Planning tool

Students:

• recognise and prove that two triangles are congruent
• know the conditions for two triangles to be congruent
• know the conditions for two triangles to be similar
• use knowledge of angles and plane shapes to prove two shapes are congruent or similar
• solve problems using knowledge of congruence and similarity
• construct a logical geometric proof
• begin to use deductive reasoning to proofs involving plane shapes
• use geometric theorems to solve spatial problems.

There are many misconceptions and misunderstandings about mathematical proof. It is a difficult concept for students. AAMT Top Drawer offers a number of articles and activities that address these.

It is difficult for students to grasp logical arguments and make connections with a series of logical progressions of thought. Students may confuse the difference between deductive and inductive reasoning. Explain that inductive reasoning begins with a particular scenario and makes generalisations about a conclusion; that is, you make inducements to arrive at a conclusion. The problem with this is the conclusion may be incorrect.

Deductive reasoning requires more evidence presented in a logical progression that naturally leads to a conclusion, so that the conclusion is true without the possibility of being incorrect. Asking students to use reasoning is difficult to apply, so begin with easy problems with known geometric knowledge and gradually increase the difficulty of the problems. 

Students also make errors when they are constructing proofs. For example, students:

• assume the conclusion in order to prove the conclusion
• are unsure on how to start the proof
• provide unnecessary examples to supplement their valid proofs
• misunderstand definitions
• do not use enough explanations in their steps of reasoning
• use incorrect steps.

Explain that every line of argument needs to be true and not just a claim. Explain that the layout of the proof needs to be able to be followed in a neat and logical manner. Encourage students to use reasoning phrases and vocabulary, for example, 'Statement B follows Statement A because …'.

Give feedback and encourage fellow students to give feedback on clarity of statements.

The Learning from home activities are designed to be used flexibly by teachers, parents and carers, as well as the students themselves.

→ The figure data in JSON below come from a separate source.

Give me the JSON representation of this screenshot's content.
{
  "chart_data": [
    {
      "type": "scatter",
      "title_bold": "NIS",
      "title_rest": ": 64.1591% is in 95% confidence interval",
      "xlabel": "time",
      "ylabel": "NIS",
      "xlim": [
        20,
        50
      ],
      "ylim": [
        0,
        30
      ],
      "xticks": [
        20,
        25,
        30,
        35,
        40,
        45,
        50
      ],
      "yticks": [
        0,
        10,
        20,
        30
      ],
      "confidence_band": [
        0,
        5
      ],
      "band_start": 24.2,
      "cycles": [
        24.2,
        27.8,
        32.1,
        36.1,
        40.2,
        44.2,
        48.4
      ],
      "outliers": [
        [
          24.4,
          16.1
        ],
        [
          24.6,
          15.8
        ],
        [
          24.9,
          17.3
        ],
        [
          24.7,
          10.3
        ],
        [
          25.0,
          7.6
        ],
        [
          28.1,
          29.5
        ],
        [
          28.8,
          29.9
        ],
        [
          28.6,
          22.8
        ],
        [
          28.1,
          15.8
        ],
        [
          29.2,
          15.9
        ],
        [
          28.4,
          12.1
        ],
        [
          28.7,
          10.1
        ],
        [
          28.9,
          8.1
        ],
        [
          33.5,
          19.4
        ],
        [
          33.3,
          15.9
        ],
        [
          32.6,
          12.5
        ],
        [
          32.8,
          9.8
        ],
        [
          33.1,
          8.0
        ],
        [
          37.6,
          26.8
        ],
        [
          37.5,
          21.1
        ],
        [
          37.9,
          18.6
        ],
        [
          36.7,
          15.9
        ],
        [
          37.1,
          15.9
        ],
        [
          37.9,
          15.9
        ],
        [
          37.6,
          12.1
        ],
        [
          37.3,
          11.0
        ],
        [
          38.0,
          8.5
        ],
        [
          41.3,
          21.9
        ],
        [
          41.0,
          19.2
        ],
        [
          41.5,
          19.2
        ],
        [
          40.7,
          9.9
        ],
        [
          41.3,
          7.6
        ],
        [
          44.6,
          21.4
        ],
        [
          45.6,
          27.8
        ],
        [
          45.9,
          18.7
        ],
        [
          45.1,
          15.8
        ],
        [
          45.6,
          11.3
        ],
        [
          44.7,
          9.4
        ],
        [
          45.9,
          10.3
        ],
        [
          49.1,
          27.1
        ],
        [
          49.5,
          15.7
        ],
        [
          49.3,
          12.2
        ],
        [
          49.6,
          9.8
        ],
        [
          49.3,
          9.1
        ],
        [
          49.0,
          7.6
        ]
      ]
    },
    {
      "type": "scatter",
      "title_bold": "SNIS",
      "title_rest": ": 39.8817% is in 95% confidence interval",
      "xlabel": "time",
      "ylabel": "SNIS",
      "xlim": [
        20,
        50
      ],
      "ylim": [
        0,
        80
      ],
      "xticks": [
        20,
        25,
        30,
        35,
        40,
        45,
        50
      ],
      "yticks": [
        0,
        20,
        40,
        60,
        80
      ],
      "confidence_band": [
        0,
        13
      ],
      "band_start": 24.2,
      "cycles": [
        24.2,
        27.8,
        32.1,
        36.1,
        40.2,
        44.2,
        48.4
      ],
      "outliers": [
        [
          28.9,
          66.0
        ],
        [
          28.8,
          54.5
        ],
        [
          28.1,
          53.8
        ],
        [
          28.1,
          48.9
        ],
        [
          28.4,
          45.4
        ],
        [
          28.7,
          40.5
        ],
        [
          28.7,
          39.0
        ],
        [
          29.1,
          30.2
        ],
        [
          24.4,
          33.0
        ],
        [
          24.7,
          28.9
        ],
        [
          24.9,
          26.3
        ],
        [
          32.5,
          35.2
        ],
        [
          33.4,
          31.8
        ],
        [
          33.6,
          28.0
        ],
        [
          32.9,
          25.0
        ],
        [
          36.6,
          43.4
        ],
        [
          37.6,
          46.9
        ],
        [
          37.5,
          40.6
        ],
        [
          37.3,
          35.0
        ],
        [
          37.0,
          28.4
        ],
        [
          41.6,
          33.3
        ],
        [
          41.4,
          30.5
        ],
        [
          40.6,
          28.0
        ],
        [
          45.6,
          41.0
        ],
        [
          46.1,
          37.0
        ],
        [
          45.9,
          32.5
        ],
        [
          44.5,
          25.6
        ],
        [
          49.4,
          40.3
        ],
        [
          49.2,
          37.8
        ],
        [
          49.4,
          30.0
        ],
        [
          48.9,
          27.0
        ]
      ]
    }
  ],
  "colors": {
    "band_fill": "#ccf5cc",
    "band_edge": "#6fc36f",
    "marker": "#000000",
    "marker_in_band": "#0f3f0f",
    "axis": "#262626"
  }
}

They can be used in a number of ways including to consolidate and extend learning done at school or for home schooling.

Learning intention

• We are learning how to write a formal proof of a geometric property using the correct mathematic language and notation.
• We are learning how to apply geometrical properties to solve geometry problems.

Why are we learning about this?

• There are many areas where knowledge of shape and angle are useful.
• It is important that you can communicate your ideas using the correct mathematical terminology and notation.
• If you are going on to study mathematics at a higher level, a knowledge of formal proof is important.

What to do

Proving congruence with support

1. Open this webpage, Proving triangles congruent
2. Work through the three sections:

• SSS: Dynamic Proof!
• SAS: Dynamic Proof!
• ASA Theorem?

In each section you can view videos and do short exercises to build and test your understanding.

Success criteria

• I can use knowledge of angles and plane shapes to prove two shapes are congruent or similar.
• construct a logical geometric proof.